Real-world examples of dynamic risk management
The term "risk management" is typically assumed to pertain to the financial realm, and with good reason. There are predictable and unforeseen risks in every industry, and an AI-related application exists to address just about all of them. For example, a traditional risk management strategy in the industrial world involves prioritizing extensive preventive safety measures to minimize accidents and liabilities. But managers with access to a more dynamic approach can blend preventive and reactive strategies, allocating resources based on actual risk exposure rather than worst-case scenarios. These companies rely on AI-driven predictive maintenance rather than overinvesting in preventive measures. By using sensors to detect wear and tear in machinery, they can intervene only when necessary, reducing unnecessary spending while still managing safety risks effectively.
In the traditional risk management-related financial field, consumer lending organizations are historically hesitant to offer favorable terms or even eligibility to customers with no or limited credit history. These customers ultimately struggle to secure loans in a risk-averse market. Organizations can use a combination of inter-domain data and predictive modeling to analyze the true risk presented by offering loans to these customers. Examples include:
- Bill payments. A history of on-time payments for utilities, rent, and other monthly expenses indicates an individual who is likely to be a good credit risk for the organization.
- Secondary loans. While they aren't included in traditional FICO scores, any record of repaying an advance loan on a paycheck can also reflect positively on an individual's credit.
- Income/spending habits. With access to a person's bank account data, machine learning can quickly identify income patterns and compare them with outgoing expenditures, determining account balances and other relevant information. Pay stubs and W2s can also be immediately scanned and evaluated.
- Social media. Behavioral patterns or online browsing history can be useful in gaining an overall sense of customer behavior patterns and doubles as a useful tool in predicting a customer's creditworthiness.
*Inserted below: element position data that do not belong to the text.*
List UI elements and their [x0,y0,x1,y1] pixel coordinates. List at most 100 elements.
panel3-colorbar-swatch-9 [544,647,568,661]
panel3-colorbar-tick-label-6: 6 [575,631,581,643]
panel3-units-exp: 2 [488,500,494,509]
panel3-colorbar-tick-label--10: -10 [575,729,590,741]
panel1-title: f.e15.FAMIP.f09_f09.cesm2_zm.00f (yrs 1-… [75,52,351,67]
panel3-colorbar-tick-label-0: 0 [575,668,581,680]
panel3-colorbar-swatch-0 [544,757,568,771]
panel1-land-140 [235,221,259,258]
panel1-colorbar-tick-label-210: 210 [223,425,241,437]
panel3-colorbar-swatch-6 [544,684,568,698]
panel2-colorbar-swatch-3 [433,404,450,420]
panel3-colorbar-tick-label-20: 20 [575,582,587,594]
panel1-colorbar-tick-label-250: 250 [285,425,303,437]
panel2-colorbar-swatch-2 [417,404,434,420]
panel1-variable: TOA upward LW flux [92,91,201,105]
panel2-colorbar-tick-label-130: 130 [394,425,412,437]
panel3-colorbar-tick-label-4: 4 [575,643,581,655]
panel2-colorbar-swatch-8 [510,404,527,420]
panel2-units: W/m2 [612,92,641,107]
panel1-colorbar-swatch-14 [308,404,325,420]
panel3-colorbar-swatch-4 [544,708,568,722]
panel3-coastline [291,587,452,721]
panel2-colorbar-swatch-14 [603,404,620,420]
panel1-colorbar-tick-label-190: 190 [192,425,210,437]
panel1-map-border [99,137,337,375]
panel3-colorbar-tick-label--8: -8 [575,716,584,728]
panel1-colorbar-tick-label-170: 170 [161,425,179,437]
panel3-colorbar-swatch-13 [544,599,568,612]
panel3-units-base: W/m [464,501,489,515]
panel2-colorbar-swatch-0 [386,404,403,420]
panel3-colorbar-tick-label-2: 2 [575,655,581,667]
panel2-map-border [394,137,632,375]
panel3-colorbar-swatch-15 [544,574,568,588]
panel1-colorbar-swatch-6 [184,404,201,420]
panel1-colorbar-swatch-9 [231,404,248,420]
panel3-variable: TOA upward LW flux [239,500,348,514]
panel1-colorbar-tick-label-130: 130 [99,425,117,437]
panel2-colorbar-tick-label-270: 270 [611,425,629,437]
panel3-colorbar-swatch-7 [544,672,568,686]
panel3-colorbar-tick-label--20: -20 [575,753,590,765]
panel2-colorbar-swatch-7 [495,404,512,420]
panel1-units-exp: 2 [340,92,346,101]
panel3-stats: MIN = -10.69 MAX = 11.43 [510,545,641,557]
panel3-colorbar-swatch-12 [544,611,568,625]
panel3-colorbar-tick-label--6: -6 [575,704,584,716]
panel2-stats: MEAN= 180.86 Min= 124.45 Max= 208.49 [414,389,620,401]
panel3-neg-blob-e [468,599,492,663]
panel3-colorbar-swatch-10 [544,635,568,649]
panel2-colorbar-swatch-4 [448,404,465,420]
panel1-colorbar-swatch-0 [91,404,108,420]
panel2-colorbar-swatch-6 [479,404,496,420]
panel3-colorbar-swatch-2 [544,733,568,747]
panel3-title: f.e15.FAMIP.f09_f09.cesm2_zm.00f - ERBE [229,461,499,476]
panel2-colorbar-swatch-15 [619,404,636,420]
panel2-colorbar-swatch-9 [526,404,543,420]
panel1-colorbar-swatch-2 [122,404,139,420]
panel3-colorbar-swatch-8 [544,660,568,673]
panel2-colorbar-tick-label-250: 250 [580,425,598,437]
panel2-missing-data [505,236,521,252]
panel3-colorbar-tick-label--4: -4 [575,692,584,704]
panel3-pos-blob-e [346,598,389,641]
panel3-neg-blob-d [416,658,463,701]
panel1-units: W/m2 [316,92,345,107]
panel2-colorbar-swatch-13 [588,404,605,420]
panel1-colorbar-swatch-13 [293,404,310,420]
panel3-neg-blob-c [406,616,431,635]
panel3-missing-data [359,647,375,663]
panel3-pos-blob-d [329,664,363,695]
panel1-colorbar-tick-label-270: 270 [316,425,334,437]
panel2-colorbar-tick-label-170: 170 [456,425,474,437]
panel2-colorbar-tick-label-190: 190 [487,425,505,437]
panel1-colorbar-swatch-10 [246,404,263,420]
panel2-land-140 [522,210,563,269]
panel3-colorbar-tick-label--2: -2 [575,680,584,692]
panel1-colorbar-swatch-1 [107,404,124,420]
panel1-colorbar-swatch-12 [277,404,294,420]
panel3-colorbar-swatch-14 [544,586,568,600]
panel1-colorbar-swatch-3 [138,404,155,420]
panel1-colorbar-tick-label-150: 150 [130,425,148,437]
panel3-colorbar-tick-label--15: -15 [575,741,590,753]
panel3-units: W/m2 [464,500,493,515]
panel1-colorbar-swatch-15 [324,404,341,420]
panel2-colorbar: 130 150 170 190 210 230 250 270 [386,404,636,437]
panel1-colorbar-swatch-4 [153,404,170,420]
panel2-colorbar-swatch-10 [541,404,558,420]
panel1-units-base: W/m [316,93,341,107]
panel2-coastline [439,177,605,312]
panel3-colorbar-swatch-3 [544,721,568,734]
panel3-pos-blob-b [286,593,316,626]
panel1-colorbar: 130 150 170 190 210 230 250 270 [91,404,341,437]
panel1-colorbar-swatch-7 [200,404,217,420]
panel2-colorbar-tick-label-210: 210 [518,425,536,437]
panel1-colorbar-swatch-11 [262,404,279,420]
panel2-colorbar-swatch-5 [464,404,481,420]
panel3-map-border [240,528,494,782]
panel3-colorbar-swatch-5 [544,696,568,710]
Lastly, while a traditional risk manager in the insurance industry might purchase comprehensive coverage to protect against potential physical or employee-related risks, those who take a more agile risk approach use AI and real-time data to continuously assess risks and adjust coverage accordingly. In the commercial transportation sector, some companies are leveraging telematics and driver behavior analytics to customize insurance coverage. Instead of a fixed insurance policy, safer drivers receive lower premiums, and riskier ones face dynamic adjustments, optimizing costs while managing exposure effectively.
Of course, the greater role of the insurance industry is the implementation of risk management for other industries–some of which are increasingly related to AI-specific uncertainties. These include handling data, formulas, algorithms, and other machine learning features that, if improperly managed, can result in financial and reputational harm. Through smartphone apps, wearable devices, and GPS monitoring, insurance companies can base premiums on real-time customer behavior rather than a preconceived idea of how much risk that customer's demographic profile presents.
The establishment of a proper risk management framework includes considering business income, credit, operational risk, and uncontrollable factors related to the greater global economic scene, world events, and industry-specific details. By identifying the contributing factors and investing in the latest technological advancements, today's risk managers can position themselves ideally in an increasingly uncertain marketplace.